Kavalam himself had said that people just couldn’t sit through the experience. But he soldiered on and struck gold with ‘Daivathar’, a clairvoyant take on ‘godmen’. After watching ‘Daivathar’ when it was staged for the first time, Sankara Pillai was speechless. “C N Sreekantan Nair, myself and Kavalam had set out in search of theatre. And in the end, it was Kavalam who discovered it,” Pillai had famously said. The success of ‘Daivathar’ came at a time when brilliant performers like Bharat Gopy were becoming increasingly disillusioned with Sankara Pillai’s western influences.
Kavalam took the esoteric but detailed movements of classical arts like kathakali and koodiyattom, and also of the ritual arts theyyam and padayani, and married them with native songs and rhythms of farming-related activities that wafted into his ancestral house from the paddy lands right outside. The union first looked terribly out of place, even a bit weird, but over the years it came to be seen as ideal, just how things should be. He instinctively knew that the roots of theatre could be found not just in classical and Hellenestic Greece but also in the paddy swamps of his hometown.
Kavalam’s experiments reached its peak with ‘Avanavankadamba’ in 1976. Inspired by a poem by Ayyappa Panicker, the play was directed by G Aravindan. Kavalam broke free of all conventions. “It was in ‘Avanavan Katamba’ that I took the final and firm decision to do away with the curtain. Till then I was hesitant. With this play, the theatre was made one with nature,” Kavalam had said.
Although his land took time to warm up to his genius, there were people in other parts of the country fascinated by his work. It was Madhya Pradesh culture secretary Ashok Vajpayee, after watching ‘Ottayan’, who asked Kavalam to do a Sanskrit play. Then, Kavalam had translated Bhasa’s ‘Madhyamavyayogam’ into Malayalam. But Vajpayee wanted him to stage the play in Sanskrit. And in 1978, Kavalam turned director for the first time, staging ‘Madhyamavyayogam’ at the prestigious Kalidas Samaroh in Ujjain, Madhya Pradesh.
He did four other Bhasa plays and also Kalidasa classics like Shakuntalam’, ‘Vikramurvasheeyam’ and ‘Malavikagnimithram’. But even as his legend grew, setbacks trailed him like a curse. The actors who emerged out of his indigenous theatre ‘Thanathunatakavedi’, including Nedumudi Venu, deserted him. There was a time when aspiring film actors had seen ‘Thiruvarangu’ and later ‘Sopanam’ as their gateway to the world of cinema.

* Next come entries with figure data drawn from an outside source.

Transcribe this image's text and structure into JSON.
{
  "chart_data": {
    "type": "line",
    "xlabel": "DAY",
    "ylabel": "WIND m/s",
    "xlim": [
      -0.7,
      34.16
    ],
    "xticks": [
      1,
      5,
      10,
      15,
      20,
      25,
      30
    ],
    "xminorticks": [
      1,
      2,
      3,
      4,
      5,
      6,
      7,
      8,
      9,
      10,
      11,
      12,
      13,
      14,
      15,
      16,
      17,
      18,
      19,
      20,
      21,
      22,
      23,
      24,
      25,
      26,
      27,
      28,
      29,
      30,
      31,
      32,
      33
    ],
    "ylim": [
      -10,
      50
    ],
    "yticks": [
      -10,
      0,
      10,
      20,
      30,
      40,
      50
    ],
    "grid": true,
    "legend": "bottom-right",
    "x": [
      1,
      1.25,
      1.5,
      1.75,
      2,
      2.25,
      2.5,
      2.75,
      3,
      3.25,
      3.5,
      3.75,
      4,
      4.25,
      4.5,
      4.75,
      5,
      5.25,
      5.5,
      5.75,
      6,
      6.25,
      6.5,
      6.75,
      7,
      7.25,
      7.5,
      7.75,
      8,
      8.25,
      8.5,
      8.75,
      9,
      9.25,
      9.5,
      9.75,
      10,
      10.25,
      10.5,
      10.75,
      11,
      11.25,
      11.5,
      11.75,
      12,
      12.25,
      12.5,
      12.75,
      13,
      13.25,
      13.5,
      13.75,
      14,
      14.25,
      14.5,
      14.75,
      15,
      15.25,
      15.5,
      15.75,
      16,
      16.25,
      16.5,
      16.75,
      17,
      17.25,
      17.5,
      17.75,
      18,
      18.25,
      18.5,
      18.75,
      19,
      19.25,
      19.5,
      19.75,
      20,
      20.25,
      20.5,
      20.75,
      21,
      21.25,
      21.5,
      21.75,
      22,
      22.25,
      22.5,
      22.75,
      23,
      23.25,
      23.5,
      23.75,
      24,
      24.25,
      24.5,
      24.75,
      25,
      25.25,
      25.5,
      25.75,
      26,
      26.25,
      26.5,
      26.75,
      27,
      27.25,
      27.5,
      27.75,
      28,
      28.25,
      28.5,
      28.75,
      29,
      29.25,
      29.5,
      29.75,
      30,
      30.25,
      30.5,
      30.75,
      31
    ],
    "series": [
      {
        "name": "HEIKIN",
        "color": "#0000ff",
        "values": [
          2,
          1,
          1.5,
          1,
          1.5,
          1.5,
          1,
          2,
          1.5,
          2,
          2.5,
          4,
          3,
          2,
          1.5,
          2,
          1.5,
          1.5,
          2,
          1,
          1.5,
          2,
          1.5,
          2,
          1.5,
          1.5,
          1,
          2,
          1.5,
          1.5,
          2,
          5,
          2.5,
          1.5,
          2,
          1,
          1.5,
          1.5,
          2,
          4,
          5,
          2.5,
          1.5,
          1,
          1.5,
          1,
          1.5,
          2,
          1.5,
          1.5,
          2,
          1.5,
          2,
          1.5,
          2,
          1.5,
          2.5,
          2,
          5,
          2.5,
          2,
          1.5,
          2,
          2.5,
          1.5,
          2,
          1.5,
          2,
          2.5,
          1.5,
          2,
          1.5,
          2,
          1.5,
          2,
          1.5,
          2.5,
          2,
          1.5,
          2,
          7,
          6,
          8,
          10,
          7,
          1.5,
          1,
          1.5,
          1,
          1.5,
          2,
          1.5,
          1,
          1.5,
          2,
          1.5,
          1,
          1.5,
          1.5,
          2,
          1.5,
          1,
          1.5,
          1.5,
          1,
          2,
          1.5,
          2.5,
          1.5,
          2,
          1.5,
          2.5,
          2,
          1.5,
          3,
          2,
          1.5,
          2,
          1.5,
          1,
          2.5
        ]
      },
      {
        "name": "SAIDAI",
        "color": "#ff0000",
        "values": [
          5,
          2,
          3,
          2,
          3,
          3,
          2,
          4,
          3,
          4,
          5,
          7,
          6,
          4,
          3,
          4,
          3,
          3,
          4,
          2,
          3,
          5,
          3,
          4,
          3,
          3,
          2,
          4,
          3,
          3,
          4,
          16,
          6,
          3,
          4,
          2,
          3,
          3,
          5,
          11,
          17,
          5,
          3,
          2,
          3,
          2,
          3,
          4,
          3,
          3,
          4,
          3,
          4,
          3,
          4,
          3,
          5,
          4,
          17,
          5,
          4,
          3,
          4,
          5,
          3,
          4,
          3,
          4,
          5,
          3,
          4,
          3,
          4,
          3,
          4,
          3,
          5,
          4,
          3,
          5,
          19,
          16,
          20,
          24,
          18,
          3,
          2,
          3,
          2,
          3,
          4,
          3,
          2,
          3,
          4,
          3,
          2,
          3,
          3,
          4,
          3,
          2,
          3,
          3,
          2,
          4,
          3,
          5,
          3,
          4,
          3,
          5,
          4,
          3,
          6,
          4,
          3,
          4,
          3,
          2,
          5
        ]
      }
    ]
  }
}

But the lean, tender-leaf frame clothed an iron heart. He had once refused to include even Nedumudi Venu in a play after the actor had left a play midway to act in a film. In those long years of struggle, Kavalam it seems had no time to make a life for himself. This great dramatist who evolved perhaps the most unique theatre movement in the world could build a house for himself only after he was 65.